‘Abandon Biden’: Democrats Turn On President Over Support For Israel

  • Arab Muslim community leaders in the greater Detroit area are angry at Joe Biden’s support for Israel in the war with Hamas and his opposition to a ceasefire

By James Matthews, U.S. Correspondent, Sky News,@jamesmatthewsky

There was a time when he’d have jumped at the chance – not today, not with this president.

Alabas Farhat, Democratic representative for the State of Michigan, declined the invitation for a “meet and greet” with Joe Biden and he wasn’t alone.

Arab Muslim community leaders in the greater Detroit area snubbed the campaign visit to their neighbourhood. The problem they have is Mr Biden’s support for Israel in the war with Hamas and his opposition to a ceasefire.

“We feel absolutely betrayed,” said Representative Farhat. “He literally was elected because he wasn’t Trump. Many people actually believed that this is somebody who was the more humane option, potentially.

The campaign presents a serious threat to the sitting President’s prospect of re-election

“I have people from this community that campaigned so much, to the extent that when he won, they wrote his name on their birthday cake.”

Now the campaigning is against the President they fought to elect, Democrat against Democrat.

Across the street from where we met Rep Farhat, he pointed out the electronic signage urging locals to vote “uncommitted” – as opposed to Biden – in the upcoming Democratic primaries, hashtag “#genocidejoe”.

It runs parallel to an “Abandon Biden” initiative – don’t vote for his opponent, necessarily, but don’t vote for him.

It presents a serious threat to the sitting president’s prospect of re-election. The November poll will likely be decided by small margins in a small number of swing states like Michigan, Wisconsin, Pennsylvania and Ohio.

A survey for Bloomberg News and Morning Consult the day before Mr Biden travelled to Michigan, showed Donald Trump ahead in seven key swing states by 48% to 42%. In Michigan, it was 47% to 42% in Trump’s favour.

Any fall in support for Joe Biden in these critical places is an opportunity for his likely contender for the White House, Donald Trump – this, a former president who has pledged to tighten immigration further and expand a travel ban on people from Muslim countries.

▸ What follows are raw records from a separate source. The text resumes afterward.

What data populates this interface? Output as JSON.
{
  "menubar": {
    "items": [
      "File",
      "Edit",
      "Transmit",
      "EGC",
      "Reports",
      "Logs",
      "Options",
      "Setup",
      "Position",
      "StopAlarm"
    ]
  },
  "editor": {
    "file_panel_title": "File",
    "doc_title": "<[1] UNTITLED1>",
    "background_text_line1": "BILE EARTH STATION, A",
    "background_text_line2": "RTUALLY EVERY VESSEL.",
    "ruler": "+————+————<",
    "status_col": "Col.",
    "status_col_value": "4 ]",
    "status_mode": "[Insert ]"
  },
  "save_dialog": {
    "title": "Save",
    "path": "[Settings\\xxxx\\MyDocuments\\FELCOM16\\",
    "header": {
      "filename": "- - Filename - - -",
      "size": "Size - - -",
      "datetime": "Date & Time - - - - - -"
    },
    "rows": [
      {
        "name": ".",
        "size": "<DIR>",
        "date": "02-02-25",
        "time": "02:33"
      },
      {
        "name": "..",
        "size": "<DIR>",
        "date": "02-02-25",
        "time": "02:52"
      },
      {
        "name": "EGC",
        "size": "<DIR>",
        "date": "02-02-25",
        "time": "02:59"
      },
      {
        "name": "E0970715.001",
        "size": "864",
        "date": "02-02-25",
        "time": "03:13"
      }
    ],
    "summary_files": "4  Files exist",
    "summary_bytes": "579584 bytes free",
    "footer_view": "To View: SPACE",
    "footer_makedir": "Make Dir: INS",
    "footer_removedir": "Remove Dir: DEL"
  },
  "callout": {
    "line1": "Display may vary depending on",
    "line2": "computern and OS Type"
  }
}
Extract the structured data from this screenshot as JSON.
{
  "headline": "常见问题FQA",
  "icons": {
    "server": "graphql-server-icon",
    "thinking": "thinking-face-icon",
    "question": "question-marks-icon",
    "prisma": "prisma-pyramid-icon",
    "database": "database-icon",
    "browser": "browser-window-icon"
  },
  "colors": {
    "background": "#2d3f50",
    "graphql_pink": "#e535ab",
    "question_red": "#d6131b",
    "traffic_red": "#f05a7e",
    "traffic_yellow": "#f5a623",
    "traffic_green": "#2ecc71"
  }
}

The prospect of enabling a second Trump presidency isn’t lost on Democrats lining up against Biden.

Rep Farhat said: “They’re saying in the community (that) we’ve held out for years under Trump and we can hold out for another four, if that means we’ll stop the killing of our cousins and our loved ones overseas.

“And so, if the president doesn’t heed these words, if he doesn’t take it seriously, he’s at risk of losing the swing state of Michigan.”

A look at the figures shows Joe Biden’s vulnerability to a Muslim backlash. Michigan has one of the largest Arab American and Muslim populations in the US, numbering around 300,000. At the last election, Joe Biden won the state by 154,000 votes.

Anti-Biden sentiment is echoed in the Islamic Center of Detroit, Imam Imran Salha offered a withering criticism.

“The ink that we would use to sign that ballot (for Biden) would be through the blood of our relatives in Palestine,” he said.

“We want it to be recorded in history that President Biden was a one-term president because of the genocide against the Palestinians that he bankrolled.”

Imam Imran Salha

The question for Biden is how he responds. On the day he came to Michigan, he announced an executive order that will widen sanctions against Israeli settlers inflicting violence on Palestinians in the West Bank.

However, much that resonates with the Muslim community in Michigan, it doesn’t go nearly far enough.

According to Rep Alabas Farhat, the conversation needs to start with a ceasefire.

“You don’t want a president who’s going to enable the genocide that we’re seeing overseas. We don’t want our president to enable the bombing of innocent women and children and of hospitals. Now President Biden has the power to end this.”

The politics of industrial dispute are on a different level. They offered easier engagement for the president in Michigan as he came to acknowledge the endorsement for his re-election from the United Auto Workers Union.

It was photocall stuff – blue-collar backing that he will exploit for all it’s worth. There are votes in an auto industry that threads through Michigan – a place where Joe Biden needs all the friends he can find, more than ever.